Polyglot Persistence

Polyglot persistence means using different database technologies for different parts of the same system, matching each data store to the access pattern it handles best.

Most real-world systems do not pick one database for everything. An e-commerce platform might use PostgreSQL for orders and inventory (transactions matter), Redis for session storage and caching (speed matters), Elasticsearch for product search (full-text indexing matters), and a graph database for recommendations (relationship traversal matters).

This is not over-engineering. It is recognizing that no single database excels at every workload. The cost is operational complexity: more systems to monitor, more failure modes, more data synchronization concerns.

graph TB Client[Client Application] --> API[API Layer] API --> PG["PostgreSQL
Orders, Users, Payments
(ACID transactions)"] API --> Redis["Redis
Sessions, Cache
(sub-ms latency)"] API --> ES["Elasticsearch
Product Search
(full-text indexing)"] API --> Mongo["MongoDB
Product Catalog
(flexible schema)"] API --> Neo4j["Neo4j
Recommendations
(graph traversal)"] PG --- |"Source of truth"| Sync[Change Data Capture] Sync --> ES Sync --> Redis

The diagram above shows a polyglot architecture. PostgreSQL serves as the source of truth for transactional data. Change data capture (CDC) streams changes to Elasticsearch for search indexing and to Redis for cache warming. Each database handles the workload it was designed for.

The ACID vs. BASE Spectrum

SQL databases follow ACID. Most NoSQL databases follow BASE: Basically Available, Soft state, Eventually consistent. These are not binary categories. Many databases sit on a spectrum.

MongoDB now supports multi-document ACID transactions (since version 4.0). DynamoDB offers strongly consistent reads. CockroachDB is a distributed SQL database that provides ACID guarantees across multiple nodes. The boundaries between SQL and NoSQL are blurring. What matters is understanding the default behavior and what guarantees you are paying for in terms of latency and throughput.

Systems Thinking Lens

Choosing a database is a leverage point. Get it right early and the system scales naturally. Get it wrong and you spend months migrating under pressure. The feedback loop is delayed: you pick a database in month one, but the pain of a bad choice shows up in month twelve when traffic grows 10x.

Polyglot persistence creates a balancing loop. Each additional database solves one problem but introduces operational overhead.
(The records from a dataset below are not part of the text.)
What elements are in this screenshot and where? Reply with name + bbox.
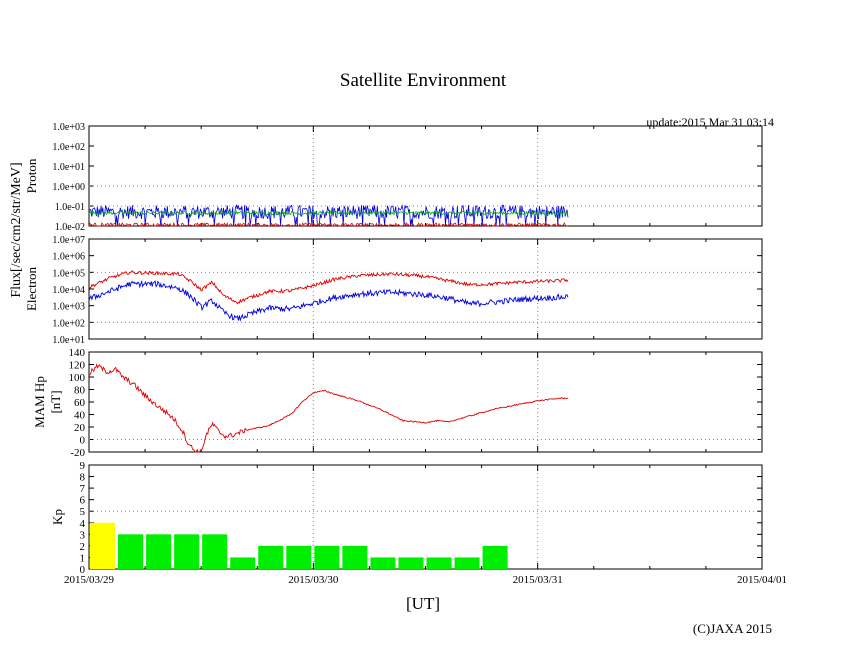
tick-label-y: 1.0e+02 <box>52 318 85 329</box>
kp-bar <box>426 557 452 569</box>
tick-label-y: 9 <box>80 460 86 472</box>
tick-label-y: 1.0e+00 <box>52 182 85 193</box>
kp-bar <box>90 522 116 569</box>
kp-bar <box>230 557 256 569</box>
series-proton-red <box>88 221 569 228</box>
series-electron-blue <box>88 280 569 322</box>
panel-proton <box>88 125 763 228</box>
kp-bar <box>258 545 284 569</box>
kp-bar <box>202 534 228 569</box>
tick-label-y: 1.0e+06 <box>52 252 85 263</box>
tick-label-y: 3 <box>80 529 86 541</box>
tick-label-y: 1.0e+03 <box>52 302 85 313</box>
tick-label-y: 80 <box>74 385 86 397</box>
kp-bar <box>370 557 396 569</box>
series-mam-hp <box>88 363 569 453</box>
tick-label-x: 2015/03/31 <box>513 574 563 586</box>
kp-bar <box>174 534 200 569</box>
kp-bar <box>146 534 172 569</box>
tick-label-x: 2015/04/01 <box>737 574 787 586</box>
series-electron-red <box>88 270 569 305</box>
kp-axis-label: Kp <box>50 509 65 525</box>
series-proton-blue <box>88 204 569 226</box>
tick-label-y: 1.0e+01 <box>52 335 85 346</box>
tick-label-y: 1.0e+07 <box>52 235 85 246</box>
tick-label-y: 8 <box>80 472 86 484</box>
mam-hp-unit-label: [nT] <box>48 390 63 413</box>
panel-frame <box>88 351 763 453</box>
tick-label-y: 7 <box>80 483 86 495</box>
flux-axis-label: Flux[/sec/cm2/str/MeV] <box>9 162 24 297</box>
panel-mam_hp <box>88 351 763 453</box>
tick-label-y: 1.0e+02 <box>52 142 85 153</box>
tick-label-y: 5 <box>80 506 86 518</box>
series-proton-green <box>88 210 569 216</box>
kp-bar <box>314 545 340 569</box>
tick-label-y: 120 <box>69 360 86 372</box>
tick-label-x: 2015/03/30 <box>288 574 339 586</box>
tick-label-y: 1 <box>80 552 86 564</box>
proton-axis-label: Proton <box>24 158 39 193</box>
tick-label-y: 60 <box>74 397 86 409</box>
tick-label-y: 140 <box>69 347 86 359</box>
tick-label-y: 1.0e+03 <box>52 122 85 133</box>
chart-title: Satellite Environment <box>339 70 507 91</box>
panel-electron <box>88 238 763 340</box>
tick-label-y: 1.0e+05 <box>52 268 85 279</box>
tick-label-y: 100 <box>69 372 86 384</box>
tick-label-y: 0 <box>80 564 86 576</box>
tick-label-x: 2015/03/29 <box>64 574 115 586</box>
tick-label-y: 1.0e+04 <box>52 285 85 296</box>
tick-label-y: 20 <box>74 422 86 434</box>
kp-bar <box>454 557 480 569</box>
panel-frame <box>88 238 763 340</box>
tick-label-y: 4 <box>80 518 86 530</box>
kp-bar <box>342 545 368 569</box>
tick-label-y: 1.0e+01 <box>52 162 85 173</box>
kp-bar <box>118 534 144 569</box>
electron-axis-label: Electron <box>24 266 39 311</box>
tick-label-y: 2 <box>80 541 86 553</box>
tick-label-y: 0 <box>80 435 86 447</box>
kp-bar <box>482 545 508 569</box>
kp-bar <box>286 545 312 569</box>
tick-label-y: -20 <box>70 447 85 459</box>
copyright-credit: (C)JAXA 2015 <box>692 621 772 636</box>
mam-hp-axis-label: MAM Hp <box>32 376 47 428</box>
tick-label-y: 1.0e-02 <box>55 222 85 233</box>
tick-label-y: 40 <box>74 410 86 422</box>
tick-label-y: 1.0e-01 <box>55 202 85 213</box>
tick-label-y: 6 <box>80 495 86 507</box>
kp-bar <box>398 557 424 569</box>
x-axis-label: [UT] <box>406 594 440 613</box>
panel-kp <box>88 464 763 570</box>
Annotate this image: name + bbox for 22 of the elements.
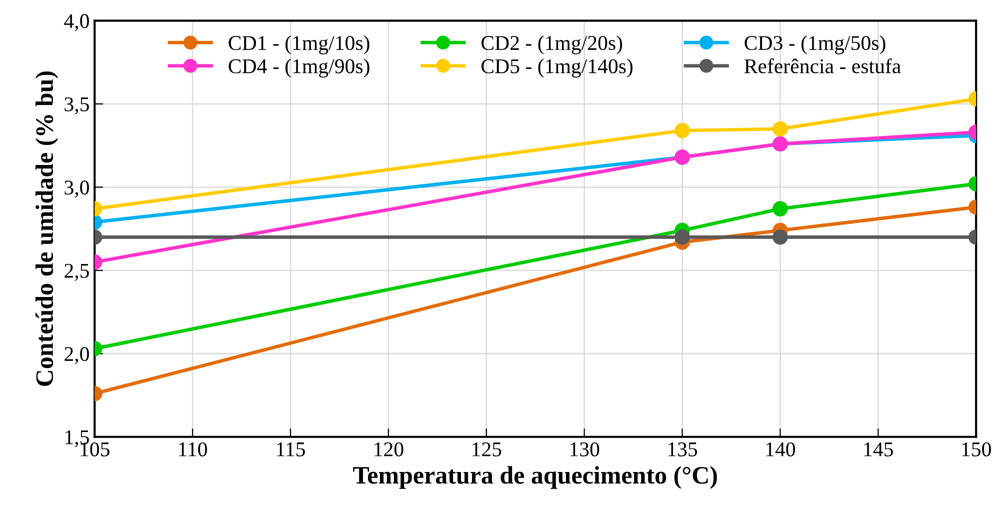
y-tick-label: 3,5 — [64, 97, 89, 114]
x-tick-label: 110 — [179, 442, 207, 456]
y-tick-label: 2,5 — [64, 264, 89, 281]
x-tick-label: 145 — [864, 442, 893, 456]
y-tick-label: 3,0 — [64, 180, 89, 198]
y-axis-title: Conteúdo de umidade (% bu) — [35, 72, 58, 386]
x-tick-label: 115 — [277, 442, 305, 456]
legend-label: CD4 - (1mg/90s) — [228, 58, 370, 78]
legend-label: CD2 - (1mg/20s) — [482, 35, 622, 54]
x-tick-label: 125 — [472, 442, 502, 456]
x-tick-label: 135 — [668, 442, 698, 456]
x-tick-label: 120 — [374, 442, 404, 456]
x-axis-title: Temperatura de aquecimento (°C) — [353, 466, 717, 489]
x-tick-label: 150 — [962, 442, 991, 456]
legend-label: CD1 - (1mg/10s) — [228, 35, 370, 54]
y-tick-label: 4,0 — [64, 14, 89, 32]
legend-label: Referência - estufa — [744, 58, 901, 74]
x-tick-label: 130 — [570, 442, 600, 456]
x-tick-label: 140 — [766, 442, 796, 456]
legend-label: CD5 - (1mg/140s) — [482, 58, 633, 78]
y-tick-label: 2,0 — [64, 347, 89, 364]
legend-label: CD3 - (1mg/50s) — [744, 35, 886, 54]
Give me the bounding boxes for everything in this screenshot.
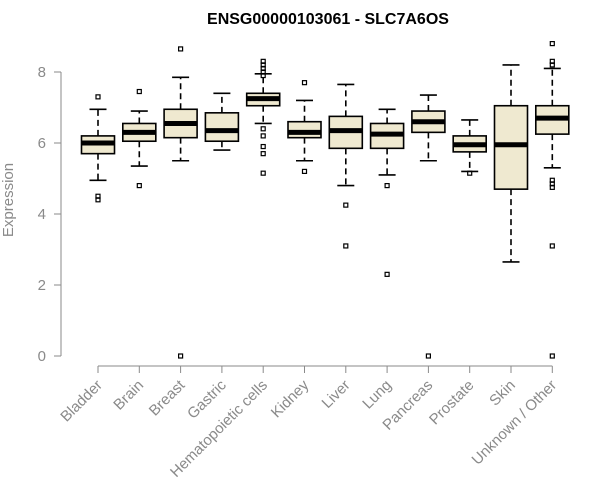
outlier-point [260, 143, 266, 150]
box-unknown-other [534, 40, 570, 359]
chart-title: ENSG00000103061 - SLC7A6OS [207, 11, 449, 28]
y-axis: 0 2 4 6 8 [38, 64, 62, 365]
outlier-point [343, 202, 349, 208]
x-tick-label: Bladder [57, 377, 106, 426]
box-brain [122, 88, 157, 189]
x-tick-label: Breast [146, 376, 189, 419]
outlier-point [549, 184, 555, 190]
box-bladder [80, 94, 116, 203]
y-tick-label: 6 [38, 135, 46, 152]
x-tick-label: Brain [110, 377, 147, 414]
outlier-point [549, 62, 555, 68]
outlier-point [178, 353, 184, 359]
box-gastric [204, 92, 240, 151]
outlier-point [301, 168, 308, 174]
y-tick-label: 4 [38, 206, 46, 223]
box-iqr [204, 112, 240, 143]
x-tick-label: Prostate [426, 377, 478, 429]
box-iqr [287, 120, 322, 139]
outlier-point [136, 183, 142, 189]
outlier-point [384, 271, 390, 277]
box-hematopoietic-cells [245, 58, 281, 176]
y-tick-label: 0 [38, 348, 46, 365]
plot-area [80, 40, 570, 359]
box-pancreas [411, 94, 446, 359]
outlier-point [136, 88, 142, 95]
outlier-point [467, 170, 473, 176]
y-axis-label: Expression [0, 163, 17, 237]
outlier-point [178, 46, 184, 52]
y-tick-label: 8 [38, 64, 46, 81]
box-prostate [452, 119, 488, 176]
outlier-point [549, 353, 555, 359]
outlier-point [260, 72, 266, 79]
box-kidney [287, 80, 322, 174]
box-breast [163, 46, 198, 359]
outlier-point [549, 243, 555, 249]
outlier-point [260, 133, 266, 139]
box-lung [369, 108, 405, 277]
outlier-point [384, 183, 390, 189]
outlier-point [549, 40, 555, 47]
outlier-point [301, 80, 308, 86]
x-tick-label: Lung [359, 377, 395, 413]
box-skin [493, 64, 529, 263]
outlier-point [343, 243, 349, 249]
outlier-point [95, 197, 101, 203]
outlier-point [260, 170, 266, 176]
box-iqr [493, 104, 529, 190]
x-tick-label: Liver [319, 377, 354, 412]
outlier-point [260, 126, 266, 132]
y-tick-label: 2 [38, 277, 46, 294]
outlier-point [260, 151, 266, 157]
x-tick-label: Skin [486, 377, 519, 410]
outlier-point [425, 353, 431, 359]
x-tick-label: Kidney [268, 376, 313, 421]
box-liver [328, 83, 364, 249]
outlier-point [95, 94, 101, 100]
At some point, the cost of managing five different databases outweighs the performance benefit. The systems thinker asks: where is the point of diminishing returns for our team size and operational maturity?

Further Reading

Assignment

You are designing a system that stores four types of data. For each one, choose SQL or NoSQL (and name a specific database). Justify your choice in 2-3 sentences, explaining which properties of the workload drove your decision.

  1. User profiles with fields that vary by user type (individual, business, admin). Some users have 5 fields, others have 50.
  2. Chat messages in a messaging app with 10 million daily active users. Messages are write-heavy, read by time range, and rarely updated.
  3. Product catalog for an e-commerce site with 2 million SKUs. Users search by name, category, price range, and attributes that vary by product type.
  4. Social graph for a platform where users follow each other. Key queries: "who does user X follow?", "who follows user X?", "mutual friends between X and Y."

For each choice, also state the consistency model you would use (strong or eventual) and why.